On parle beaucoup en matière de cinéma de l'archétype du héros américain. Mais certains ne sont pas de fiction. Les vrais sont reconnaissables à leurs fruits, à leur héritage et aux traces qu'ils ont pu nous laisser au travers des âges.
Raconter la vie d'Abraham Lincoln, le seizième président des Etats-Unis d'Amérique, c'est conter l'histoire même de ce grand pays. Sa vie si touffue en actes et en paroles se raconte en une multitude d'ouvrages aussi différents pour l'appréhender. Au cinéma, ce sera par le bout de la lorgnette que le spectateur sera invité à le découvrir. Non pas d'une manière didactique comme le ferait une biographie exhaustive mais comme des tranches de vie où les heures les plus intimes de ces combats nous feront comprendre l'homme qu'il était et l'icône qu'il allait devenir.
Le cinéma ne pouvait pas passer à côté d'un tel personnage si bigger than life. Si le septième art s'emparera du sujet dès 1912, le public le réduira vulgairement à son coup d'éclat illustré par le Lincoln de Spielberg contant sa grande victoire sur l'abolition de l'esclavage en 1865. Alors même si Griffith ou Anthony Man l'ont porté à l'écran, seul John Ford tentera l'aventure à deux reprises par amour pour son sujet. Alors que sa première tentative se concentrait jadis sur les répercussions post-assassinat du président (Je n'ai pas tué Lincoln en 1936), sa seconde, va se focaliser davantage sur un détail de sa vie qui allait forger l'homme en devenir : sa première victoire devant les tribunaux en tant que jeune avocat.
Pour narrer les débuts de ce jeune Lincoln, Ford allait pouvoir s'appuyer sur son producteur Zanuck, grand fan lui aussi du personnage. Les deux hommes avaient beau être en opposition constante hors plateau, leurs diverses collaborations enrichissaient leur sujet. En s'attaquant à un passage court mais révélateur de la vie du futur président, Ford façonnera le modèle américain tel qu'il le concevait. Droit et fier, fidèle à ses convictions.

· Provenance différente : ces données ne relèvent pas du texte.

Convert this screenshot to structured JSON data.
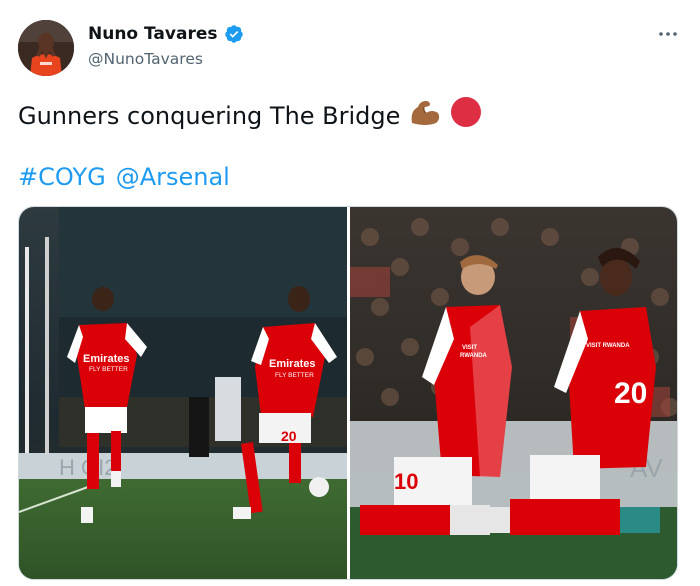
{
  "author": {
    "display_name": "Nuno Tavares",
    "handle": "@NunoTavares",
    "verified": true,
    "avatar_icon": "player-avatar"
  },
  "menu": {
    "icon": "more-horizontal-icon"
  },
  "tweet": {
    "text": "Gunners conquering The Bridge",
    "emojis": [
      "flexed-biceps-emoji",
      "red-circle-emoji"
    ],
    "hashtags": [
      "#COYG",
      "@Arsenal"
    ]
  },
  "media": {
    "photos": [
      {
        "name": "photo-players-celebrating",
        "kit_sponsor_1": "Emirates",
        "kit_tagline_1": "FLY BETTER",
        "kit_sponsor_2": "Emirates",
        "kit_tagline_2": "FLY BETTER",
        "shirt_number": "20"
      },
      {
        "name": "photo-players-kneeling",
        "shirt_sponsor": "VISIT RWANDA",
        "shirt_number": "20",
        "shirt_number_left": "10"
      }
    ]
  },
  "colors": {
    "link": "#1d9bf0",
    "verified": "#1d9bf0",
    "secondary_text": "#536471",
    "arsenal_red": "#db0007"
  }
}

Pour incarner le rôle principal, un jeunot prometteur de haute stature ; encore assez vierge du grand public pour pouvoir s'approprier le rôle : Henry Fonda. En début de carrière, il n'aura aucun mal à s'imposer. Son grand corps sied à merveille à Lincoln, dépassant la majeure partie du casting d'une tête, il siège sur son sommet intouchable comme la justice qu'il défend. L'action du métrage se concentrera sur une affaire de meurtre. Lincoln, jeune avocat inexpérimenté prendra en charge l'affaire. Sa verve et son sens de l'équité exploseront dans le dernier tiers du film sous forme de procès. Ford le transformera en show. Son Lincoln s'inspirera de la célèbre sagesse du roi Salomon confondant les mensonges et les animosités des citoyens les plus respectueux. Ses propos, le cinéaste se les accaparera au détour d'une scène de son film dans laquelle il affirmera via son personnage principal sa fidélité à ses convictions. Face au juge venu le faire plier dans son jugement, il réaffirme qu'un homme ne change pas de camp. Eloquant. Ce moment est d'une importance capitale pour son réalisateur qui ira combattre peu de temps plus tard en tant metteur en scène des armées sur le front à Pearl Harbor. Bataille non moins emblématique que les luttes de son président de prédilection.
Vers sa destinée pourrait paraître simpliste. Le cinéma Fordien célébré pour ses grands espaces et ces mouvements perçant l'horizon se retrouve ici coincé dans les huit clos d'habitations et de salle de tribunal. Pourtant par cette fausse simplicité il sculptera l'essentiel. Le portrait d'une Amérique telle qu'elle devrait être. Exemplaire. Iconique à l'image de son plan final où la silhouette de son personnage se fond dans l'imagerie de la célèbre statue du Lincoln mémorial de Washington sculpté dans le marbre.
Au-delà du film, Ford invite son spectateur à ne jamais renoncer. Sa dernière séquence voit Lincoln, une fois son procès gagné, monter une colline l'orage grondant à l'horizon. Il semble nous avertir que ce premier combat a beau être acquis, d'autres se profileront toujours à l'horizon. Il ne tient qu'à nous de les prendre à bras le corps et de les mener à la victoire.